Obviously, we should be using and preaching high environmental-husbandry standards first. However, what do we do or recommend when parameters are in check and corals still have a problem with disease or hitchhikers? Many of us have had experience with these problems, courtesy of the facilities we purchased from and/or transportation stress. Most of these diseases, such as cyanobacteria and Vibrio (the cause for black-band, dark-spot and white-band disease), and hitchhikers (Asterina stars, red bugs, sundial snails and flatworms) are contagious and will spread to other organisms. Rapid tissue necrosis (RTN) sets in and most will die in a domino effect, possibly taking out a large amount of inventory. Worse yet, you may end up selling an infected piece, spreading your problem to your customers.
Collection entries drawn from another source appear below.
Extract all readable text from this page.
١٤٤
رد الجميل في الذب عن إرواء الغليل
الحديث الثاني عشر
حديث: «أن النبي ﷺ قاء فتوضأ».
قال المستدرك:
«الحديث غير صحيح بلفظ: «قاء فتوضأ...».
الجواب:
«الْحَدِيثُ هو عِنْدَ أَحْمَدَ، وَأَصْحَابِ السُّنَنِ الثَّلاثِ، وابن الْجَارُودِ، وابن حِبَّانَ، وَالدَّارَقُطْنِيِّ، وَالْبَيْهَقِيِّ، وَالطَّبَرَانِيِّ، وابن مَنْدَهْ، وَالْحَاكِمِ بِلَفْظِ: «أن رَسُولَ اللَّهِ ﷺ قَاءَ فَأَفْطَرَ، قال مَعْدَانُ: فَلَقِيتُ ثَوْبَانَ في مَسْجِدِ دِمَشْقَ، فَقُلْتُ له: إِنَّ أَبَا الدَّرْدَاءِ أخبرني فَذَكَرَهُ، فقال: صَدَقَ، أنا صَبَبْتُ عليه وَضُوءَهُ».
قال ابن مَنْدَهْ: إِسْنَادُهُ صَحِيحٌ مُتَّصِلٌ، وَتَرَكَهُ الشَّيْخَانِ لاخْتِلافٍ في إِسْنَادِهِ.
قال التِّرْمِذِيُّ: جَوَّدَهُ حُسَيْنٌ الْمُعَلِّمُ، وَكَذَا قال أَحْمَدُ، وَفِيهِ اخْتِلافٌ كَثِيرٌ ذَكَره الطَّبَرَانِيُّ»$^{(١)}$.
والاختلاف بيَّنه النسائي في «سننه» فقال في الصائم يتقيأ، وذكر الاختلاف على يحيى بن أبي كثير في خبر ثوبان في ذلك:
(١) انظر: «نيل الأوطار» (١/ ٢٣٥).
We already know which antibiotics and chemical medications will kill coral. When tissue recession is observed, corals should be immediately removed, inspected and put into a recovery system. Most advanced reefers recommend quarantine tanks for all newly purchased specimens. If your coral shipments are too large to quarantine, I advise a cleansing bath. This is easily done with organic remedies such as Two Little Fishies Coral Revive. We use Lugol’s solution, Coral RX, Seachem’s Coral Dip and Poly Ox for RTN problems. I have talked with a number of facility operators who prefer to use these as therapeutic aids. I do not recommend freshwater dips on corals as most die from such baths.

We have dipped and bathed coral for preventative management as well as disease remedies with great success. Saving coral—whether you focus your efforts on conserving wild specimens or by seeking to alleviate population stress through captive aquaculture—is simply the right thing to do.